At 3:16am February 25, 1942, thousands of area residents awoke to the sound of wailing air raid sirens. Next came the deep boomp-boomp-boomp-boomp of 12.8 pound anti-aircraft shells exploding in the skies above the suburbs of west Los Angeles. Hot steel rained down on the houses below. Six people were killed by the falling debris.

So what were the soldiers firing at? Whatever it was was a sitting duck for the Army's guns as it slowly moved along the coast line before finally vanishing. Gunners claimed to have scored several direct hits, making it highly unlikely that their target was a dirigible or some other kind of fragile lighter-than-air craft. The enhanced photo above is inconclusive. It does appear that there is some solid object caught in the searchlights.

The roar and flash of the exploding shells made the scene even more chaotic and unclear. Edgy soldiers continued to send shells skyward until 4:14am. Sirens finally sounded the "all clear" at 7:21am. The shooting was over. Now the public waited for an explanation. The military admitted it could not identify the flying object.

A USAF review conducted decades after the incident speculated that nervous artillerymen were actually firing at the point were the searchlight beams intersected. Despite the fact that tens of thousands of witnesses reported seeing the large object, the Air Force report attributed the entire incident to jumpy, trigger-happy soldiers. 

More than seventy years later, mystery still surrounds what really sparked The Battle of Los Angeles.



Thursday, December 13, 2012

The Modern UFO Era

Flashlight Theater Presents True UFO Stories will bring you tales of strange encounters with mysterious flying objects. Most of the research we are doing covers sightings from the 1940's until today. For the purposes of full disclosure, we would describe ourselves as "UFO agnostics".

Yes, there are UFOs. Hundreds of highly credible people see flying objects they cannot identify every single day. But that does not mean these objects are piloted by extraterrestrial beings. It simply means people cannot identify the flying object they are observing. Period.

Could beings from other worlds be visiting Earth? Absolutely they could be. But we certainly can't prove that. And it is not our intention to try. We are simply going to report our research.

Skeptics and Government Officials have offered many explanations for the nearly 70,000 sightings that have been reported annually since records began being kept in 1947. Possible explanations have included the planet Venus, swamp gas, weather balloons, secret government aircraft, space junk, mass hysteria, birds, meteors and, of course, hoaxes. Anyone who has spent any time viewing "UFO" videos posted on YouTube is well aware of the flood of computer-generated hoaxes.

The United States Air Force began serious study of the UFO phenomenon in January, 1948 with the launch of Project Sign. Project Sign evolved in to Project Grudge and finally the famous Project Blue Book. Project Blue Book officially concluded its work in 1970.

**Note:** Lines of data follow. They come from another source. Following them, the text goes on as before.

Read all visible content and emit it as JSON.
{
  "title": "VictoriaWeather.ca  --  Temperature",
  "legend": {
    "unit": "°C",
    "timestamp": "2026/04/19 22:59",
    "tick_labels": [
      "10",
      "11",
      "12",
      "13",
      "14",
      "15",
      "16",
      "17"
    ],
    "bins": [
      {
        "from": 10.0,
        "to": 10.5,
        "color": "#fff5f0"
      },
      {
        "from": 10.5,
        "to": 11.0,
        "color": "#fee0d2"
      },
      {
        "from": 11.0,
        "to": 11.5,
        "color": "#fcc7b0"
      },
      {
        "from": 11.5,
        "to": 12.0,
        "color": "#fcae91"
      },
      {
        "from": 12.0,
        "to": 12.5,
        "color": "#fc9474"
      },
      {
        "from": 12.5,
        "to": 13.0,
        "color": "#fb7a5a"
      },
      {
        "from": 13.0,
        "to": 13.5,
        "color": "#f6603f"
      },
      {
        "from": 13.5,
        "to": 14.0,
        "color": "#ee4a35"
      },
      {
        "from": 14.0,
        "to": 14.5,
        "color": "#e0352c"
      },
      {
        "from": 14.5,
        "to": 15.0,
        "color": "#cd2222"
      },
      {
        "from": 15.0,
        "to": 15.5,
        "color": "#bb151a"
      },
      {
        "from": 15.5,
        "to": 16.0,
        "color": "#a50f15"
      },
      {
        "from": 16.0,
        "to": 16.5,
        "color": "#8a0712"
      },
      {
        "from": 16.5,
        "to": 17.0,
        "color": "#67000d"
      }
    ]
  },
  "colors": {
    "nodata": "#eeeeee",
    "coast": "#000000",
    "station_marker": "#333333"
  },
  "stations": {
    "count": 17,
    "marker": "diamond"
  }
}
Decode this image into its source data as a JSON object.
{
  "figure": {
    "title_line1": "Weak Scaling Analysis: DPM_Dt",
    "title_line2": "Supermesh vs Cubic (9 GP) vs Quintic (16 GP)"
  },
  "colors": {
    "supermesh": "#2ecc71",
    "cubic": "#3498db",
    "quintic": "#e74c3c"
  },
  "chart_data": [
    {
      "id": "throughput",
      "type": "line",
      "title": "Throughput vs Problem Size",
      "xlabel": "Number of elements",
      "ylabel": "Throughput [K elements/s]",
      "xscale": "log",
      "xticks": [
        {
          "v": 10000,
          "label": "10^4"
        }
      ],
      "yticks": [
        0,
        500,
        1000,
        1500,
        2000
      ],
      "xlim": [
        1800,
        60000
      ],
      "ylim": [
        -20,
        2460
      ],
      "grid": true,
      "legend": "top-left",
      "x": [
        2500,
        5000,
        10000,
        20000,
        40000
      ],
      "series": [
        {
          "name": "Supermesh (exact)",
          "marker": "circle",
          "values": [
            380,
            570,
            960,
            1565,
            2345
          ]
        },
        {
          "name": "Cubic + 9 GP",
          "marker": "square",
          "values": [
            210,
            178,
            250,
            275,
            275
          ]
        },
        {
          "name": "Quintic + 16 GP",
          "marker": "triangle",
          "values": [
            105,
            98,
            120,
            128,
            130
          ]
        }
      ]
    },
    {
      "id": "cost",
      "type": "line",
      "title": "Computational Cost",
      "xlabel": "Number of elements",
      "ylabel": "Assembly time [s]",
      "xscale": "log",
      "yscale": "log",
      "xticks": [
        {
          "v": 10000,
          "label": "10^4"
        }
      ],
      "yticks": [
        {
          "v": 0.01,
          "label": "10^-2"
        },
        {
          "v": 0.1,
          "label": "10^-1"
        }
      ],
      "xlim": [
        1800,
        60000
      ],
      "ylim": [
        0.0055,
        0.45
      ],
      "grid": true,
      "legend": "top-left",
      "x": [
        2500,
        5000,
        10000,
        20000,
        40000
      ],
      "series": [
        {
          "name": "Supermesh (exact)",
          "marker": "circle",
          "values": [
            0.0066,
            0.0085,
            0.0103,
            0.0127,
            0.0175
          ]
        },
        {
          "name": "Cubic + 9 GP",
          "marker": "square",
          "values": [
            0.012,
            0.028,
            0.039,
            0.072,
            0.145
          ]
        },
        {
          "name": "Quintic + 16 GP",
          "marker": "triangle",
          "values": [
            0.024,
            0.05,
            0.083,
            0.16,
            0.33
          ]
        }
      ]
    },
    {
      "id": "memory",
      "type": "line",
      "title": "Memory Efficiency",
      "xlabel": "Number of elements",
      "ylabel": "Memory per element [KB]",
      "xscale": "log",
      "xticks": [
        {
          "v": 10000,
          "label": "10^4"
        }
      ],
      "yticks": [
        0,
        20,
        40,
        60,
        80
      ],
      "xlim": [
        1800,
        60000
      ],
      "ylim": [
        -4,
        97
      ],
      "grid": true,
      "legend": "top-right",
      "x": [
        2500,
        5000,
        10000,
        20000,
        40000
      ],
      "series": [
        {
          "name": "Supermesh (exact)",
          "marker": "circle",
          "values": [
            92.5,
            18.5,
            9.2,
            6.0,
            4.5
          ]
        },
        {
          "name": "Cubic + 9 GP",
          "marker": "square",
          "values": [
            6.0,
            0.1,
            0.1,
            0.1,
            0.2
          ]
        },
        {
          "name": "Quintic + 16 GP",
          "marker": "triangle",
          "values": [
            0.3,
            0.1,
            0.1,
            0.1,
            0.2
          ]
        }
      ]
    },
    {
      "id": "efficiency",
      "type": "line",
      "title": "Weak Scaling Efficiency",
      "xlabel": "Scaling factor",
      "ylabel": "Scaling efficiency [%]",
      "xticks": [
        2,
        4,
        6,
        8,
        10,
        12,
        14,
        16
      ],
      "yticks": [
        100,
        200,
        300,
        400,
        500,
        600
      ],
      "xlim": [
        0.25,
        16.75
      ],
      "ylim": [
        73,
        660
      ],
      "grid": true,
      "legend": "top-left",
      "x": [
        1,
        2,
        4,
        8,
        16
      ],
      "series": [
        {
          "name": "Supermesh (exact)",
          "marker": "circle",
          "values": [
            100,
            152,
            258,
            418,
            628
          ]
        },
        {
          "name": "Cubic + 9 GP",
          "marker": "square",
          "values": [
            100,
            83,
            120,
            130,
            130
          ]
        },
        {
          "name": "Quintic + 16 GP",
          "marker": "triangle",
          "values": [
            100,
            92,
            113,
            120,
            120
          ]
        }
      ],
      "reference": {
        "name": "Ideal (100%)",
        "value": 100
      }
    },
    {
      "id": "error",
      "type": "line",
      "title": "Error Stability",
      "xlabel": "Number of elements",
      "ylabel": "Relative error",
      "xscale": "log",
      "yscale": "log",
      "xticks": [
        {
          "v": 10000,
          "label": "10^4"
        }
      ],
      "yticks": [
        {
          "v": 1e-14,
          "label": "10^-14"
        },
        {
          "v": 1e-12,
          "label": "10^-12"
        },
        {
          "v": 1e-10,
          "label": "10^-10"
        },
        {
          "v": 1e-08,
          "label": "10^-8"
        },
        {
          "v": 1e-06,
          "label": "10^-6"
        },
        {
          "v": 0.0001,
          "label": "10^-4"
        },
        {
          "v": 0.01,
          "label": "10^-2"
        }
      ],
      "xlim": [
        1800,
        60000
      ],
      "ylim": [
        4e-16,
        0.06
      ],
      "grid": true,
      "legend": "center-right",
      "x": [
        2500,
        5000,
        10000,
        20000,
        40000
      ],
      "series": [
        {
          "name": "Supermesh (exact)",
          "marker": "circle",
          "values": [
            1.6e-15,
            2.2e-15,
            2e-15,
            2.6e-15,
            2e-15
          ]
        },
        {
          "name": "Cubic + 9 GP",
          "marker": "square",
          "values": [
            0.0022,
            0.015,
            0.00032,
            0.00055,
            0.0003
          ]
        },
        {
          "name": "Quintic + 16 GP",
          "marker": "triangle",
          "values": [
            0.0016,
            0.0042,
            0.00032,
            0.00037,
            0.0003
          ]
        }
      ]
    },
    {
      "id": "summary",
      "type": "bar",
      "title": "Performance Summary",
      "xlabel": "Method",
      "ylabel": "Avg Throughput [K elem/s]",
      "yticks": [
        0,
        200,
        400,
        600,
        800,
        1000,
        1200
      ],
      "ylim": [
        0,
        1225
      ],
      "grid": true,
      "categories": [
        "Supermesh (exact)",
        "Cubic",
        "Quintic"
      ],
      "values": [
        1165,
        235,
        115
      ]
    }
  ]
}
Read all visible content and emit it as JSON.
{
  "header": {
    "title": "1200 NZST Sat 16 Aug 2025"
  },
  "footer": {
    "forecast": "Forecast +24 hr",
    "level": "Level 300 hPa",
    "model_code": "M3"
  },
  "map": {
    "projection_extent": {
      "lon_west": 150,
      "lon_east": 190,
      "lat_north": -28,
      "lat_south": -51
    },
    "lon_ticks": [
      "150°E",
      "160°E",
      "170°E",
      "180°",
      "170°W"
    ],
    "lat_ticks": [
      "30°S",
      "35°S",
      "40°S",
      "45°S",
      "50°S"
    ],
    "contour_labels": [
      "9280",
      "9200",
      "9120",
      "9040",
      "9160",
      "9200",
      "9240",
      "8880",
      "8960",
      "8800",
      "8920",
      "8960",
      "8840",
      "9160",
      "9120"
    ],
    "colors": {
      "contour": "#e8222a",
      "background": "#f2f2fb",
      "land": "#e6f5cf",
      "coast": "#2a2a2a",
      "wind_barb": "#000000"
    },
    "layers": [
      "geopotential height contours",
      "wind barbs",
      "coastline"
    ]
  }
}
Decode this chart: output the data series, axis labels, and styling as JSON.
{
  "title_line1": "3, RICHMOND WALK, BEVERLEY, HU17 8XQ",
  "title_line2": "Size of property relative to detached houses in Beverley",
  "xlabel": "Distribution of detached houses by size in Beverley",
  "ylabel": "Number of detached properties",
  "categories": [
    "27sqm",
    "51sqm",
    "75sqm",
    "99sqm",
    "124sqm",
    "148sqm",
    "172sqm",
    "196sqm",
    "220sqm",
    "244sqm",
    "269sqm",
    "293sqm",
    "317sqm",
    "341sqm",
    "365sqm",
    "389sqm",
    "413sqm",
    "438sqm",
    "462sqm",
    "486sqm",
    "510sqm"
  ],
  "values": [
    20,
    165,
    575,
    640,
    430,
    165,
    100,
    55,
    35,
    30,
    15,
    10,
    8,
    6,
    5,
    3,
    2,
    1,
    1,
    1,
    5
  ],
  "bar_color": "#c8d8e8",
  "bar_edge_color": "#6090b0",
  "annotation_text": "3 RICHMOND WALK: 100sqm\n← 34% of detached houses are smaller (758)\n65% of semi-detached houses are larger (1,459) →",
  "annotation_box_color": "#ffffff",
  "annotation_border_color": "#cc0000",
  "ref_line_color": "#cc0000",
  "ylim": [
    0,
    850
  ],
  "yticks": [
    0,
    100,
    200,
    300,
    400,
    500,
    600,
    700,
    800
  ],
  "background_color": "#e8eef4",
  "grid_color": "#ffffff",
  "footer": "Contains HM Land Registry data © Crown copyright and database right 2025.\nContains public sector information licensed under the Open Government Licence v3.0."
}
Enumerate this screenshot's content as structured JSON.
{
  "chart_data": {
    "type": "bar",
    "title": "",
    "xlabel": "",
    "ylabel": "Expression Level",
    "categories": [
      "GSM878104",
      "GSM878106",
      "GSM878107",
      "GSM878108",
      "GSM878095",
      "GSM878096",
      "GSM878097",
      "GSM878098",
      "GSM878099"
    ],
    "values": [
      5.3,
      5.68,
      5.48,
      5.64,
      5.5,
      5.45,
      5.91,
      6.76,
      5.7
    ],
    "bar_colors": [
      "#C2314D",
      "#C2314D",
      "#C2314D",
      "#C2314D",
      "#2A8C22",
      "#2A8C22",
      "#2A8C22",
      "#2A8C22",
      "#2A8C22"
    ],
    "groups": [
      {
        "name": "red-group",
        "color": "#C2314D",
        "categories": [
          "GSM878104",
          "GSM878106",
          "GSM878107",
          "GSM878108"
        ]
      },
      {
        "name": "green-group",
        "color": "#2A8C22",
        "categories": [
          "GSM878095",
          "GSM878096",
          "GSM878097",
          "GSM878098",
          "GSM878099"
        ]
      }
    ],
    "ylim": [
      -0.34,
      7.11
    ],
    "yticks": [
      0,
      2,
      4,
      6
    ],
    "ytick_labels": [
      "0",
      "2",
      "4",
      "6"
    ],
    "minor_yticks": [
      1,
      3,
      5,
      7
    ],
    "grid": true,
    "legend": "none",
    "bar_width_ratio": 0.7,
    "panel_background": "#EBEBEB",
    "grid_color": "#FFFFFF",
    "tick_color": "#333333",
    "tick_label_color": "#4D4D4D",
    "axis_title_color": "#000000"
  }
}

There have also been highly credible civilian research groups investigating strange aerial sightings over the past fifty-plus years. Three of the best known are National Investigations Committee on Aerial Phenomenon (NICAP), the Mutual UFO Network (MUFON) and the Aerial Phenomenon Research Organization (APRO).

Some critics have long believed that the USAF research was simply designed to debunk every sighting. Other critics felt the civilian organizations were far too willing to believe.

Let's take the middle ground. Despite the exhaustive work of these government and civilian groups, roughly 22% of all of the reported aerial sightings remain "unexplained". Again, that doesn't mean they were flying saucers from Mars. But it does mean that we will have a lot to report.